Ce 15 juillet, le Tribunal Correctionnel de Grenoble devait examiner la plainte en diffamation déposée par le chirurgien orthopédiste soupçonné d'opérations abusives. Quatre patients devaient comparaître aujourd'hui devant le juge. Mais l'audience est reportée au 9 octobre.
Le docteur V., 49 ans, chirurgien orthopédiste grenoblois bien connu, devenu "l'un des spécialistes du dos dans la région", est actuellement suspendu par l'Ordre des médecins.
Il fait aussi l'objet d'une information judiciaire pour "blessures involontaires ayant entraîné une ITT supérieure à 3 mois".
Reportage du 10 avril 2019 M. Sicard-Cras, D. Albrand, C. Picaud, M. Quemener, E. Collier, P. Caillat
Intervenants : G. Masciave, F. Bagalino, E. Bourgin avocat des parties civiles, B. Boulloud avocat du chirurgien
28 plaintes d'ex-patients
Concrètement, la justice suspecte le chirurgien d'avoir opéré de façon injustifiée, et d'avoir réalisé de mauvais suivis post-opératoires ayant entraîné de lourdes séquelles, chez vingt-huit de ses patients, entre 2013 et 2014.
Ex-chirurgien au CHU de Grenoble, et depuis 2013 co-administrateur de la clinique des Cèdres à Echirolles, le docteur V. s'est vu retirer en 2015 son accréditation par la Haute Autorité de Santé, chagée de la sécurité des patients.
Un an plus tard, c'est la Caisse Primaire d'Assurance Maladie de l'Isère qui identifie 54 dossiers suspects le concernant. La CPAM porte plainte.
En juin dernier, Eric Vaillant, Procureur de la République à Grenoble, ouvre une information judiciaire.
L'instruction est en cours. Selon Eric Vaillant, des expertises médicales doivent avoir lieu avant d'envisager une éventuelle mise en examen.
Le docteur V. contre-attaque en diffamation
Lors d'une conférence de presse début mai 2019, Me Bernard Boulloud, l'avocat du chirurgien, annonçait avoir déposé cette série de plaintes pour "calmer les ardeurs de certains".
Il regrette la "violation de la présomption d'innocence" qui protège son client tant qu'une décision de justice n'a pas été rendue sur les faits qui lui sont reprochés. Quatre ex-patients et trois organes de presse doivent comparaître.
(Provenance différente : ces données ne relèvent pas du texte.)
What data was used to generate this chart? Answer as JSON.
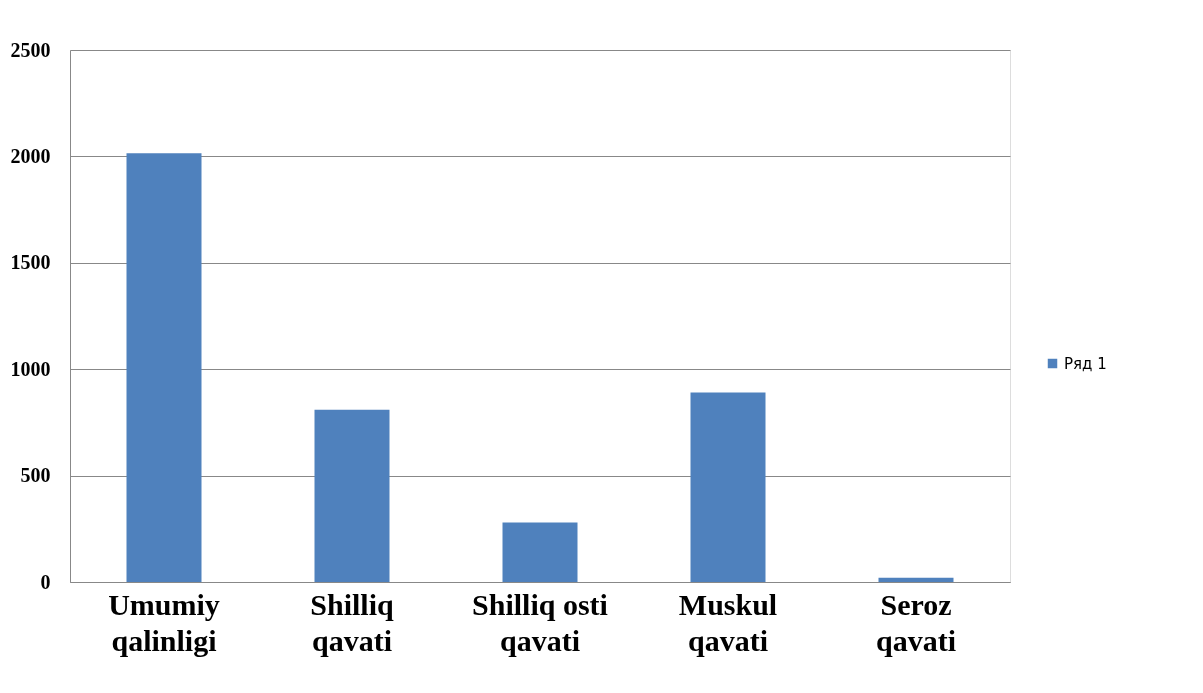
{
  "chart_data": {
    "type": "bar",
    "categories": [
      "Umumiy qalinligi",
      "Shilliq qavati",
      "Shilliq osti qavati",
      "Muskul qavati",
      "Seroz qavati"
    ],
    "series": [
      {
        "name": "Ряд 1",
        "color": "#4f81bd",
        "values": [
          2015,
          810,
          280,
          890,
          20
        ]
      }
    ],
    "ylim": [
      0,
      2500
    ],
    "yticks": [
      0,
      500,
      1000,
      1500,
      2000,
      2500
    ],
    "grid": "y",
    "legend": "right"
  }
}
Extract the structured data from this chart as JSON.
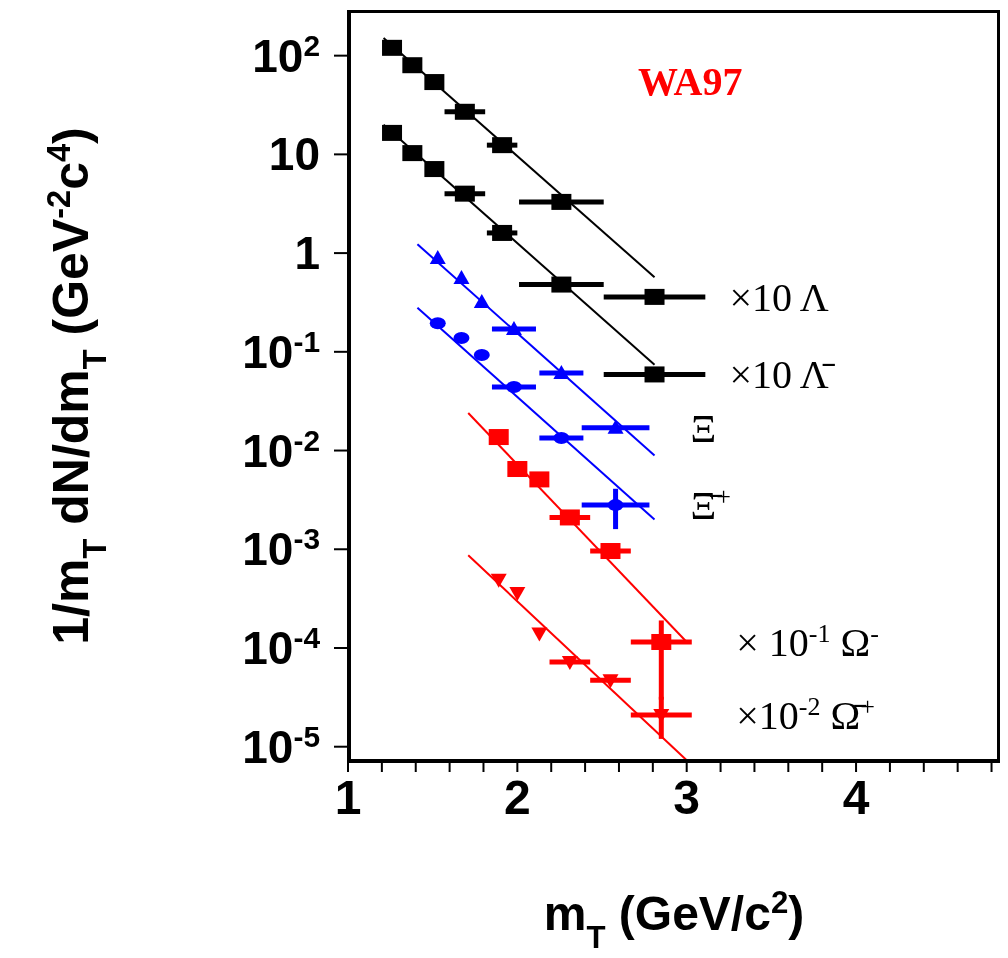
{
  "chart_data": {
    "type": "scatter",
    "xlabel": "m$_{T}$ (GeV/c$^{2}$)",
    "ylabel": "1/m$_{T}$ dN/dm$_{T}$ (GeV$^{-2}$c$^{4}$)",
    "annotations": [
      "WA97"
    ],
    "log": "y",
    "xlim": [
      1,
      4.85
    ],
    "xticks": [
      1,
      {
        "value": 1.2,
        "label": null
      },
      {
        "value": 1.4,
        "label": null
      },
      {
        "value": 1.6,
        "label": null
      },
      {
        "value": 1.8,
        "label": null
      },
      2,
      {
        "value": 2.2,
        "label": null
      },
      {
        "value": 2.4,
        "label": null
      },
      {
        "value": 2.6,
        "label": null
      },
      {
        "value": 2.8,
        "label": null
      },
      3,
      {
        "value": 3.2,
        "label": null
      },
      {
        "value": 3.4,
        "label": null
      },
      {
        "value": 3.6,
        "label": null
      },
      {
        "value": 3.8,
        "label": null
      },
      4,
      {
        "value": 4.2,
        "label": null
      },
      {
        "value": 4.4,
        "label": null
      },
      {
        "value": 4.6,
        "label": null
      },
      {
        "value": 4.8,
        "label": null
      }
    ],
    "ylim": [
      7e-06,
      290
    ],
    "yticks": [
      {
        "value": 1e-05,
        "label": "10$^{-5}$"
      },
      {
        "value": 0.0001,
        "label": "10$^{-4}$"
      },
      {
        "value": 0.001,
        "label": "10$^{-3}$"
      },
      {
        "value": 0.01,
        "label": "10$^{-2}$"
      },
      {
        "value": 0.1,
        "label": "10$^{-1}$"
      },
      1,
      10,
      {
        "value": 100,
        "label": "10$^{2}$"
      }
    ],
    "series": [
      {
        "type": "line",
        "color": "#000000",
        "marker": "none",
        "x": [
          1.21,
          2.81
        ],
        "values": [
          151,
          0.57
        ]
      },
      {
        "type": "line",
        "color": "#000000",
        "marker": "none",
        "x": [
          1.21,
          2.81
        ],
        "values": [
          20,
          0.074
        ]
      },
      {
        "type": "line",
        "color": "#0000ff",
        "marker": "none",
        "x": [
          1.41,
          2.81
        ],
        "values": [
          1.23,
          0.0089
        ]
      },
      {
        "type": "line",
        "color": "#0000ff",
        "marker": "none",
        "x": [
          1.41,
          2.81
        ],
        "values": [
          0.28,
          0.002
        ]
      },
      {
        "type": "line",
        "color": "#ff0000",
        "marker": "none",
        "x": [
          1.71,
          3.0
        ],
        "values": [
          0.024,
          0.000115
        ]
      },
      {
        "type": "line",
        "color": "#ff0000",
        "marker": "none",
        "x": [
          1.71,
          3.0
        ],
        "values": [
          0.00087,
          7.3e-06
        ]
      },
      {
        "name": "×10 Λ",
        "color": "#000000",
        "marker": "square",
        "x": [
          1.26,
          1.38,
          1.51,
          1.69,
          1.91,
          2.26,
          2.81
        ],
        "values": [
          120,
          80,
          54,
          27,
          12.4,
          3.3,
          0.36
        ],
        "xerrors": [
          null,
          null,
          null,
          0.12,
          0.09,
          0.25,
          0.3
        ]
      },
      {
        "name": "×10 Λ̄",
        "color": "#000000",
        "marker": "square",
        "x": [
          1.26,
          1.38,
          1.51,
          1.69,
          1.91,
          2.26,
          2.81
        ],
        "values": [
          16.5,
          10.3,
          7.1,
          4.0,
          1.6,
          0.48,
          0.059
        ],
        "xerrors": [
          null,
          null,
          null,
          0.12,
          0.09,
          0.25,
          0.3
        ]
      },
      {
        "name": "Ξ",
        "color": "#0000ff",
        "marker": "triangle",
        "x": [
          1.53,
          1.67,
          1.79,
          1.98,
          2.26,
          2.58
        ],
        "values": [
          0.89,
          0.56,
          0.32,
          0.17,
          0.061,
          0.017
        ],
        "xerrors": [
          null,
          null,
          null,
          0.13,
          0.13,
          0.2
        ]
      },
      {
        "name": "Ξ̄$^{+}$",
        "color": "#0000ff",
        "marker": "circle",
        "x": [
          1.53,
          1.67,
          1.79,
          1.98,
          2.26,
          2.58
        ],
        "values": [
          0.195,
          0.138,
          0.093,
          0.044,
          0.0134,
          0.0028
        ],
        "xerrors": [
          null,
          null,
          null,
          0.13,
          0.13,
          0.2
        ],
        "errors": [
          null,
          null,
          null,
          null,
          null,
          [
            0.0016,
            0.0041
          ]
        ]
      },
      {
        "name": "× 10$^{-1}$ Ω$^{-}$",
        "color": "#ff0000",
        "marker": "square",
        "x": [
          1.89,
          2.0,
          2.13,
          2.31,
          2.55,
          2.85
        ],
        "values": [
          0.0137,
          0.0065,
          0.0051,
          0.0021,
          0.00096,
          0.000115
        ],
        "xerrors": [
          null,
          null,
          null,
          0.12,
          0.12,
          0.18
        ],
        "errors": [
          null,
          null,
          null,
          null,
          null,
          [
            3e-05,
            0.00019
          ]
        ]
      },
      {
        "name": "×10$^{-2}$ Ω̄$^{+}$",
        "color": "#ff0000",
        "marker": "triangle-down",
        "x": [
          1.89,
          2.0,
          2.13,
          2.31,
          2.55,
          2.85
        ],
        "values": [
          0.00049,
          0.00036,
          0.00014,
          7.2e-05,
          4.7e-05,
          2.1e-05
        ],
        "xerrors": [
          null,
          null,
          null,
          0.12,
          0.12,
          0.18
        ],
        "errors": [
          null,
          null,
          null,
          null,
          null,
          [
            1.2e-05,
            3.2e-05
          ]
        ]
      }
    ]
  }
}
Depuis le début de cette affaire, de nombreuses victimes présumées du docteur V. se sont exprimées dans la presse. Dans Le Parisien, la famille de l'une d'elles accusait le chirurgien de Grenoble d'être responsable du décès d'un patient.
"C'est le monde à l'envers", a dénoncé une ex-patiente qui a porté plainte, Frédérique Bagalino, sur France Bleu Isère.
"Je n'ai plus rien à perdre, a-t-elle encore expliqué au micro de nos confrères. J'ai perdu ma vie de couple, ma vie de famille, dix ans de ma vie... Et ma jambe. Je continuerai mon combat et je demande aux victimes de ne pas avoir peur. C'est sa stratégie, mais nous n'avons pas peur."
L'audience est reportée
A la demande de l'avocat des patients, l'audience est finalement reportée au 9 octobre.
L'avocat du chirugien avait aussi déposé en avril une plainte contre X devant le procureur, visant le médecin expert de la CPAM qui avait rédigé le rapport à son encontre.
Me Boulloud a affirmé que l'expert, pourtant à la retraite, "est intervenu récemment dans le cadre de l'expertise judiciaire" d'une des patientes du chirurgien. "Cela montre bien qu'il veut la peau de mon client", a-t-il estimé auprès de l'AFP.
Si le 26 juillet, trois mois après ce dépôt de plainte, le procureur n'a pas répondu, Me Boulloud saisira le doyen des juges d'instruction de Grenoble avec constitution de partie civile. Ce qui aboutira à la désignation d'un juge d'instruction pour examiner cette autre partie de l'affaire.